4. Insuring the uninsurable
Climate change costs lives and livelihoods. There’s no doubt that increased extreme weather events such as hurricanes, bushfires and biodiversity loss cost billions in damages each year. But what does that mean for the Credit and Political Risk Insurance (CPRI) market?
The systemic effects of climate change are likely to cause more market failures, affecting consumers and insurers everywhere. Both consumer behaviour and the long-term effects of climate change could make certain companies and certain business models uninsurable. Addressing risk mitigation when it comes to climate-related risk certainly poses new challenges to the insurance industry, particularly those with exposure to carbon-intensive industries. This could be an opportunity for the CPRI market to step in on both the underwriting and investment sides of their portfolios.
Coverage on renewable energy projects will likely be expected to increase as a result of Glasgow’s COP26 and today’s IPCC report, but will the CPRI market step in to plug the gap? The long-term nature of project and infrastructure finance is likely to worry insurers when exposed to the power and energy sector.

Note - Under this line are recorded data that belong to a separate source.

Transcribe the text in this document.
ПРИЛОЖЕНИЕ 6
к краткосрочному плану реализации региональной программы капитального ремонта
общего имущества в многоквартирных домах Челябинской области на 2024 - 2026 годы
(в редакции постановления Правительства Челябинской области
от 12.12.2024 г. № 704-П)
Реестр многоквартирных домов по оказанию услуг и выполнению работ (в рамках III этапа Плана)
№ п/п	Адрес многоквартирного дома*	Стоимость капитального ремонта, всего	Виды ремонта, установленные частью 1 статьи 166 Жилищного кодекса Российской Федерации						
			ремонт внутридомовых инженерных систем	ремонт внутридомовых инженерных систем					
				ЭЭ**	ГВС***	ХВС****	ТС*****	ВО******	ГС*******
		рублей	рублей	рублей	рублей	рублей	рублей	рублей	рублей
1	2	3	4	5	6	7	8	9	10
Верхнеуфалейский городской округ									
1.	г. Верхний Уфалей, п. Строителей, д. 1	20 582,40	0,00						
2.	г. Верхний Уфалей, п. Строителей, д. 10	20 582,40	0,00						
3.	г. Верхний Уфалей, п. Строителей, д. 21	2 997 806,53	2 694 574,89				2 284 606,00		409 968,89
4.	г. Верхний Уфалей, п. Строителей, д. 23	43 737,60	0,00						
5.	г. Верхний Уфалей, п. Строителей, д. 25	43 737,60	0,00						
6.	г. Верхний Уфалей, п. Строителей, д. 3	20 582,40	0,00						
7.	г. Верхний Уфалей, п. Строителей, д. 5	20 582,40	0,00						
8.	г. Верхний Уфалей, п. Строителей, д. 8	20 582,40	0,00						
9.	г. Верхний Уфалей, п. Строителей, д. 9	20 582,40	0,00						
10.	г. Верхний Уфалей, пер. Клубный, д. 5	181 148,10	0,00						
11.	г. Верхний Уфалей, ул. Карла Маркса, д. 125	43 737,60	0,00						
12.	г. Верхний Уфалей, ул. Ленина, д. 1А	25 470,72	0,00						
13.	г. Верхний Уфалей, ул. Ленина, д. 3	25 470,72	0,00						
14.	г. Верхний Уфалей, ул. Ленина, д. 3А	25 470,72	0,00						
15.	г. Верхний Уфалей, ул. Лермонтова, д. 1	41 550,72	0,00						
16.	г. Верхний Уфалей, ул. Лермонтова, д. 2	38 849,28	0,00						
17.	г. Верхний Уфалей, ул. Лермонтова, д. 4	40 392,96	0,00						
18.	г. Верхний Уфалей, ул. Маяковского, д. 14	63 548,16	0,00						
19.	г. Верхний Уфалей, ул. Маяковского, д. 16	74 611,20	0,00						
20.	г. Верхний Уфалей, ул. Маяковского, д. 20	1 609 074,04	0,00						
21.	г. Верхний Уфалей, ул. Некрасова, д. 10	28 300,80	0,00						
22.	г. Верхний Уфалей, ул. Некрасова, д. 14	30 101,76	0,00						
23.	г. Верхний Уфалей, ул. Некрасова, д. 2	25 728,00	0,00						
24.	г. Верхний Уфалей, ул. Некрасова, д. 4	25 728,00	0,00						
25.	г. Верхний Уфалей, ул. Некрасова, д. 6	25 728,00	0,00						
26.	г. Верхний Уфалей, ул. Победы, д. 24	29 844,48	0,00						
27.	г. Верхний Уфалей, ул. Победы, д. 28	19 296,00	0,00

While offering an opportunity for them to finance offshore and onshore renewable energy projects, thereby diversifying their energy portfolios, there will still be a need to plug the gap for financing the extractive industries of oil, gas, and mining (which, according to BPL Global, accounted for a third of transactions submitted to the CPRI market last year) as we transition to net zero. Rethinking business models, realigning pricing, and finding innovative new solutions within the CPRI market will be critical.
“These statistics highlight the need to provide the necessary support for economies to adapt, rather than risk plunging oil-dependent nations and their populations into rapid economic decline, at a time when a fragile world is still reeling from the shockwaves of the pandemic,” said Sian Aspinall, Managing Director at BPL Global.
A catalyst for multilateral cooperation?
The fight against climate change is widely recognised as a social, economic, and environmental imperative. Sound climate policy will involve a mixture of environmental and economic cooperation, and tangible objectives between OECD and non-OECD markets. In the post-pandemic reconstruction of markets and economies, building back better is an opportunity for governments, public and private sector institutions to come together in a global effort to tackle climate change and mitigate carbon emissions, and ‘keep 1.5° C alive’.